Boal also required Green to share the results of the testing with other parties, any federal or state agencies that request them and any future plaintiffs.
The ground rules also call for Green to try to reach agreement with the U.S. government on the scope of the destructive testing.
"We're really happy that the judge has allowed us to do that. We have no alternative way of getting this evidence," said Kim Dougherty, a Boston trial attorney at Janet Jenner & Suggs and one of Green's lawyers on the case. Dougherty said her firm also represents other plaintiffs that have not yet filed lawsuits.
The team will look for water damage and evidence that the HVAC system is bringing mold and spores into the facility, she said.

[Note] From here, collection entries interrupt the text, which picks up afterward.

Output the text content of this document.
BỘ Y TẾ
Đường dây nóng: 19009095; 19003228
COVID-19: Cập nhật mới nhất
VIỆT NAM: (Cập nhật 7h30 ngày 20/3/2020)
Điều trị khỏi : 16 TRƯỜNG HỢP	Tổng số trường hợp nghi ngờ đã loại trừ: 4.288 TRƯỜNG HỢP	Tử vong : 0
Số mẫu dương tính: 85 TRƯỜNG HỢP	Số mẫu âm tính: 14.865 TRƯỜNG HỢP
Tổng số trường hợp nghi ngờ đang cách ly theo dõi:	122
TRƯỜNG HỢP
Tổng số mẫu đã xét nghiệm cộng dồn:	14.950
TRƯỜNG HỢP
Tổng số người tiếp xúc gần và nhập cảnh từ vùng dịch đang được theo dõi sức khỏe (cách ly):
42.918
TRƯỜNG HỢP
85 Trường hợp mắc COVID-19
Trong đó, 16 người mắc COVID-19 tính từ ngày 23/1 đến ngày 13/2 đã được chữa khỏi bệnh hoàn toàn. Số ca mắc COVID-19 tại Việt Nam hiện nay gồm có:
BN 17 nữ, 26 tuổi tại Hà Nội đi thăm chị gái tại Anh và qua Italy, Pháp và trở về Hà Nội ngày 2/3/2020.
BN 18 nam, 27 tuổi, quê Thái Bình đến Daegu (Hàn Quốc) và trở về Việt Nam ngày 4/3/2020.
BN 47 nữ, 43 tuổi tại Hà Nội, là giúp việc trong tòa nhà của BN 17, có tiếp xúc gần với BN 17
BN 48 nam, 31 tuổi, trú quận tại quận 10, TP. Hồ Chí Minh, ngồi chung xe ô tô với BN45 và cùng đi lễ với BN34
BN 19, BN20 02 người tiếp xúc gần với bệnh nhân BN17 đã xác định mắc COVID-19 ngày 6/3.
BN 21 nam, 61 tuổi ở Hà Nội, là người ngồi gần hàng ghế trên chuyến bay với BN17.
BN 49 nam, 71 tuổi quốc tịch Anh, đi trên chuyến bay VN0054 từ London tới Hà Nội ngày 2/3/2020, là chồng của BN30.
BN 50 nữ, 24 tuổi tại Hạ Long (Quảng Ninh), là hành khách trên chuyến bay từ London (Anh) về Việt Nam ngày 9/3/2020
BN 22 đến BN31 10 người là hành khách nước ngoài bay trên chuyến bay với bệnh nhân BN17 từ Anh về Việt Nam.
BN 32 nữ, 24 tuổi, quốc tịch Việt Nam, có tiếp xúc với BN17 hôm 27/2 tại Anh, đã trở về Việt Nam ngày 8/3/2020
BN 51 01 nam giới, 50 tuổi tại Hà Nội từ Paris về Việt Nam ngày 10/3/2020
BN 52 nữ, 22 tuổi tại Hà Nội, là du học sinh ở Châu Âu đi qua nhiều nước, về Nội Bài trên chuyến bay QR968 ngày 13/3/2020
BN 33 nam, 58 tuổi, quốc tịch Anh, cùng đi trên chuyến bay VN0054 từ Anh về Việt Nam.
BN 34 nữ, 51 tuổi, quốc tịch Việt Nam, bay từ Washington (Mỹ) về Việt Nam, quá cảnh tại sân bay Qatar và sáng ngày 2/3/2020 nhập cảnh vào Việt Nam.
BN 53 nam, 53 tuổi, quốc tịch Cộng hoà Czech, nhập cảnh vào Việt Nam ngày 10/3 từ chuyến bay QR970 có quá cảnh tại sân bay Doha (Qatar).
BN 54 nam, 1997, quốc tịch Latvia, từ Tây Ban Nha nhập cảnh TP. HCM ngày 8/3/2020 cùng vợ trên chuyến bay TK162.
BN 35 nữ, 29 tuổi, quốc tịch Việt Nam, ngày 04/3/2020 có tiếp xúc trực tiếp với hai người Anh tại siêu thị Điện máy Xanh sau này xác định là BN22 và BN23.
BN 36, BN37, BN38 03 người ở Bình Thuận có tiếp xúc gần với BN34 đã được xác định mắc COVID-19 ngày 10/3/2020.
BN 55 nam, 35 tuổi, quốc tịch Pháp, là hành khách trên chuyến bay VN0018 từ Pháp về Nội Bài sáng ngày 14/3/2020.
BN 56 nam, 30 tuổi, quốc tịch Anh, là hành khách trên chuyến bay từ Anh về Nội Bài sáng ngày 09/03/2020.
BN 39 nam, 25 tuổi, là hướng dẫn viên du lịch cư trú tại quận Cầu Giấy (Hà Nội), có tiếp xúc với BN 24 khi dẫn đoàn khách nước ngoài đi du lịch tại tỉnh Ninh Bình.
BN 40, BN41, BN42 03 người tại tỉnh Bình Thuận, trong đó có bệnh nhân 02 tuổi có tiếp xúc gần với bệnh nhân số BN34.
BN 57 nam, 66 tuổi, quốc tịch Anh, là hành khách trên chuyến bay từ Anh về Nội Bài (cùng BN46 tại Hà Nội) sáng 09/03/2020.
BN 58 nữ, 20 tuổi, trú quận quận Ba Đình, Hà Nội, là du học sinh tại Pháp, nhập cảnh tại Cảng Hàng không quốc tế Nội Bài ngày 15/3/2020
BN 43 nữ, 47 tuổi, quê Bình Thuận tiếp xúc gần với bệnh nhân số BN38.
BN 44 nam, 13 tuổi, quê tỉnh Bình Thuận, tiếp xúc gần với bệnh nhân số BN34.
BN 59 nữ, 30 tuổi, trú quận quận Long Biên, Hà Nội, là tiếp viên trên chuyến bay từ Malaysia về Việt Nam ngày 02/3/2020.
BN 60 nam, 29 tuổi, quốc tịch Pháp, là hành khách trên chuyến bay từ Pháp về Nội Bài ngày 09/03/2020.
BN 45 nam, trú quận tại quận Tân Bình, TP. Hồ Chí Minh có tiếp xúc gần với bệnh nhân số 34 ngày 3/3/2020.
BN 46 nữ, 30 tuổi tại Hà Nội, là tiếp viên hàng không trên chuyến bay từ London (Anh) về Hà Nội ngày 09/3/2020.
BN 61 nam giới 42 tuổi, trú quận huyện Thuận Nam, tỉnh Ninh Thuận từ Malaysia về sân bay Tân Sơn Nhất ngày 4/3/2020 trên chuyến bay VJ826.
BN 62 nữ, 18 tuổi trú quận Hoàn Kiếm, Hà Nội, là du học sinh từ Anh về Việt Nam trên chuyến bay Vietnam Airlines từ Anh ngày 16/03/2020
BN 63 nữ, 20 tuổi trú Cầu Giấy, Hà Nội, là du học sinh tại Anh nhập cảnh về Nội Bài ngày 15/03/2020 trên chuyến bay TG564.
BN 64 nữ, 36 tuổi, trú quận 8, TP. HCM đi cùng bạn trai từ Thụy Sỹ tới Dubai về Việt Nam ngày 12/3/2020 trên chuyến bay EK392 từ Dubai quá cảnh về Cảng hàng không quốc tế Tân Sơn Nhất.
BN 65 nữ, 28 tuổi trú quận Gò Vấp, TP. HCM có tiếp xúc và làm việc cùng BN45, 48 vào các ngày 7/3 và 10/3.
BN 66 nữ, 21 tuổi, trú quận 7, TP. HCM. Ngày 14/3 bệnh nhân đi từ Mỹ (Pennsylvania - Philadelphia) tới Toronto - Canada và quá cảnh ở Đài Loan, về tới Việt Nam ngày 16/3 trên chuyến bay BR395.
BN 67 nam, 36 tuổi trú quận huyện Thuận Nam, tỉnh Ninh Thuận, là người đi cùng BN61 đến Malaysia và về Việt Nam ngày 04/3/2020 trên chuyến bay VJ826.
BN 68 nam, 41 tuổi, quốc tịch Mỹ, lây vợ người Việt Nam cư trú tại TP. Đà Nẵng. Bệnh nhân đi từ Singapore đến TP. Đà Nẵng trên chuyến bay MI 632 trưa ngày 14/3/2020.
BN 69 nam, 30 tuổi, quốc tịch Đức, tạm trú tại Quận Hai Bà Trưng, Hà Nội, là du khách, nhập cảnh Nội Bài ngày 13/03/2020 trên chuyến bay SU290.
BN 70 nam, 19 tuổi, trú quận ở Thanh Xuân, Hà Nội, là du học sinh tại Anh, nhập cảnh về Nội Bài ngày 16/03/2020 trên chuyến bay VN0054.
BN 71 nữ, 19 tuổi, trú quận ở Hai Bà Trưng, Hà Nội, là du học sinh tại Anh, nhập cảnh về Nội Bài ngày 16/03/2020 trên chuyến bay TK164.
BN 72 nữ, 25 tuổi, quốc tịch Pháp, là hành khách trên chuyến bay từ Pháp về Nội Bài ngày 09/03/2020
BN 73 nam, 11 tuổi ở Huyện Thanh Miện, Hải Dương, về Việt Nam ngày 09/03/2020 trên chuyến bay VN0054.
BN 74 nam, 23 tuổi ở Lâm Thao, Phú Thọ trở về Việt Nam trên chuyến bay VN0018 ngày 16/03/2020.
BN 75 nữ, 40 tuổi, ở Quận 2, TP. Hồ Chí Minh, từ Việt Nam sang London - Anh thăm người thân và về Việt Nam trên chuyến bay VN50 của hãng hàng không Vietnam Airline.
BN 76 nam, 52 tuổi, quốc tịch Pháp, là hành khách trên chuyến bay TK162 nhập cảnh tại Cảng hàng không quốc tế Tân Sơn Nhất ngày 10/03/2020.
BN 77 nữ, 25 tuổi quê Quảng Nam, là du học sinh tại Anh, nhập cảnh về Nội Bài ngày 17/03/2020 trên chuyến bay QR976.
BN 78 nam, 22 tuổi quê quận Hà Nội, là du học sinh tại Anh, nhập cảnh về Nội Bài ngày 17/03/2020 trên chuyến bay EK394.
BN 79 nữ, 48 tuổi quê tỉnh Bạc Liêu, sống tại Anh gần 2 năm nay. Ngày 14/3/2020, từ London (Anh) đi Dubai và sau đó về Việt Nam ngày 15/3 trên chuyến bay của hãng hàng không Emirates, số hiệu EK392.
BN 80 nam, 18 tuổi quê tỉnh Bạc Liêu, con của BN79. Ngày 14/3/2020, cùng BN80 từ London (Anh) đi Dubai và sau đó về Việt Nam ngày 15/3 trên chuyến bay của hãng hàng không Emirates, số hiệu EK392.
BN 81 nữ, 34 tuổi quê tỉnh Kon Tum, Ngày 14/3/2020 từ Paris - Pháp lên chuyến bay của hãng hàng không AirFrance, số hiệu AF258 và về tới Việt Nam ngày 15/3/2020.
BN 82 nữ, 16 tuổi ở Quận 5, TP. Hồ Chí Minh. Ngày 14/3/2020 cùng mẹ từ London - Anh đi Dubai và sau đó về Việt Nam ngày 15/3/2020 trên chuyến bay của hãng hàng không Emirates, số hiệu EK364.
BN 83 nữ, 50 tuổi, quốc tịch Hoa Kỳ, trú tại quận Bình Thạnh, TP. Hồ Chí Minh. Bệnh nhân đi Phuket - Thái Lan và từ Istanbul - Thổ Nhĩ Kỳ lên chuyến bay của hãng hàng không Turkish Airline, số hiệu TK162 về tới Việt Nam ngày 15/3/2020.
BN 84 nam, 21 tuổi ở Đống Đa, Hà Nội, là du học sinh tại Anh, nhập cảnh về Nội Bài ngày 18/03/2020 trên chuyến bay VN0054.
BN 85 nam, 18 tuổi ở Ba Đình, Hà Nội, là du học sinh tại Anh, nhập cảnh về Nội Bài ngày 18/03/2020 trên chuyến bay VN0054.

The inspection "will produce some evidence that is going to be usable in the case even though everyone acknowledges that the conditions of the premises aren't exactly as the way were when the contaminated lots occurred," said Rick Ellis, of Boston's Ellis & Rapacki. Ellis represents George Cary and Robert and Margaret Schroder,
"We are working right now to coordinate with a number of plaintiffs counsel to see if they're interested in participating in the inspection," Ellis said.
On Tuesday, Judge F. Dennis Saylor IV remanded the cases filed by Cary and the Schroders to Massachusetts state court. In both orders, Saylor ruled that the case at hand "does not refer to federal law or any potentially applicable federal regulation or standard."
Ellis said his clients are pleased with Saylor's remand orders. He said that change would avoid delays, while the MDL panel rules on the consolidation motions.
"The plaintiffs here chose their forum, a Massachusetts state court, and this ruling will be cited by many others who also would rather have a state, rather than a federal, forum," Ellis said.